Friday, January 12, 2007

Attitude

Yesterday evening we had dinner at the Pietsch's. Before the meal Oscar went outside with Tom and Jordan to have a hit of cricket. The bat they used was just about full sized, and so quite heavy. Oscar was concerned about this. Why?

"When I get 50 I won't be able to raise it above my head".

If he had said "When I get a double century I won't be able to put it above my head" I would have been particulalry impressed. But nevertheless, the boy has attitude.

For the statisticians out there: He got 4. With help.

Thursday, January 04, 2007

Confessions of a Philosopher

One book that I’m re-reading at the moment is Bryan Magee’s “Confessions of a Philosopher: A Journey through Western Philosophy”. This free-ranging book takes the form of an intellectual autobiography, but includes compact and clear overviews of some of the most important philosophical reflections in the Western tradition. Magee was a teacher of philosophy at Oxford, a member of parliament in England (Labor), and a television personality. He was well-acquainted with Bertrand Russell, and was close friends with Karl Popper. He has written extensively on a range of subjects; he is never boring.

Last night I re-read a section that is a real two-fisted polemic against uncritical atheism. I’m so used to reading academics rail against theism, that it’s refreshing to read what Magee has to say. Just so you know, Magee is a thoroughgoing agnostic. He says, for example, “It is true that we might have immortal souls, though I am inclined to doubt it. And it is true that the might be a God, though I am inclined to doubt that even more. (p199)” So you can see that he doesn’t attack dogmatic atheism from the point of view of a believer. But get this:

“I have little intellectual patience with people who think that know there is no God, and no life other than this one, and no reality outside the empirical world. Some such theistic humanism has been one of the characteristic outlooks of Western man since the Enlightenment, and is particularly common among able and intelligent individuals. It is the prevailing outlook, I suppose, in most of the circles in which I have moved for most of my life. It lacks all sense of the mystery that surrounds and presses so hard on our lives: more often than not it denies its existence, and in doing so is factually wrong.
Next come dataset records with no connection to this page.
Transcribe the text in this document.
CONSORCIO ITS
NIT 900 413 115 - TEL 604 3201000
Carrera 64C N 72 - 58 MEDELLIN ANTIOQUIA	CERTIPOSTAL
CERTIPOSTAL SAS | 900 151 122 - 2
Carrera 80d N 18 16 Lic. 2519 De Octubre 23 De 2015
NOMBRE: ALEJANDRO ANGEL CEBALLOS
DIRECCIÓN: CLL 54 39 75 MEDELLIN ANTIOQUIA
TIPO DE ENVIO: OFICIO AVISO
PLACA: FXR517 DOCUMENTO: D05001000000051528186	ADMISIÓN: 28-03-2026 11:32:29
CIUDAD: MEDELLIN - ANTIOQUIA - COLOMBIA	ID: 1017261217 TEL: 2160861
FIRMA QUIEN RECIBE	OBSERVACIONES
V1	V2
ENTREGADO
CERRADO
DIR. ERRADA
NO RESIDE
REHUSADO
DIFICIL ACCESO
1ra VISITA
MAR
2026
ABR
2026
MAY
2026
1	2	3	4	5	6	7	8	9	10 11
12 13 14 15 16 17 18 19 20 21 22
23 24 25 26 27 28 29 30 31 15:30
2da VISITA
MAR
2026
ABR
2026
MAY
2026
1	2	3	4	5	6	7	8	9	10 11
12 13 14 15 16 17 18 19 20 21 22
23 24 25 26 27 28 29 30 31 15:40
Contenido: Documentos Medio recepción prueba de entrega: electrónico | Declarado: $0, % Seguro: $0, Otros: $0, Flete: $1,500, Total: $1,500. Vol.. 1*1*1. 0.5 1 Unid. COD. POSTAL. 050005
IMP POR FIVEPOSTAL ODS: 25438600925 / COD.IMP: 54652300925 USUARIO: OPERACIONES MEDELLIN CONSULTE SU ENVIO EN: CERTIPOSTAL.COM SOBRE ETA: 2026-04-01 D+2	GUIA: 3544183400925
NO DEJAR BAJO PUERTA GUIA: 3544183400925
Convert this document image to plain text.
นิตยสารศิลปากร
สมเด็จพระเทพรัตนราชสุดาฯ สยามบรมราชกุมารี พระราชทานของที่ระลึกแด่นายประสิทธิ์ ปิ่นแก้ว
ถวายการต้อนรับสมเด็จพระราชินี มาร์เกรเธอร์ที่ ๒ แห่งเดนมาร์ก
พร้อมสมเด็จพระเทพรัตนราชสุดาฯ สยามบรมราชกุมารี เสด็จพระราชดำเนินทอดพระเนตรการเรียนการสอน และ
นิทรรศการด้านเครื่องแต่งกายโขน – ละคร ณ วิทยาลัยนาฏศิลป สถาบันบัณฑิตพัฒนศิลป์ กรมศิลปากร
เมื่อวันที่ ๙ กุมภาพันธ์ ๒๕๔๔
It lacks any real understanding that human limitations are drastic, in that our physical apparatus must inevitably mould and set very narrow bounds to all that can ever be experience for us – and therefore that our worldview is almost certainly paltry, in that most of what there is almost certainly lies outside it. It is complacent, in that it takes as known what it is impossible we should ever know. It is narrow and unimaginative, in that it disregards the most urgent questions of all. I, like Kant, would go so far to say that it is positively mistaken in believing that there is no reality outside the empirical realm when we know that there must be, even if we have no proper understanding of it. Altogether, it is a hopelessly inadequate worldview from several different standpoints simultaneously; and yet it is one that tends to identify itself with rationality as such, and to congratulate itself on its own sophistication. Throughout my life I have found most of its adherents unable to understand that truly rational considerations lead to quite different conclusions…Their attitude is what Schopenhauer called ‘shallow-pated rationalism’” (p200-201).

To get what he’s saying here it helps to have read his comments on Kant and Schopenhauer, but even as it stands it has some real power. What he has to say on Nietzsche is just brilliant; I’ll blog on that anon!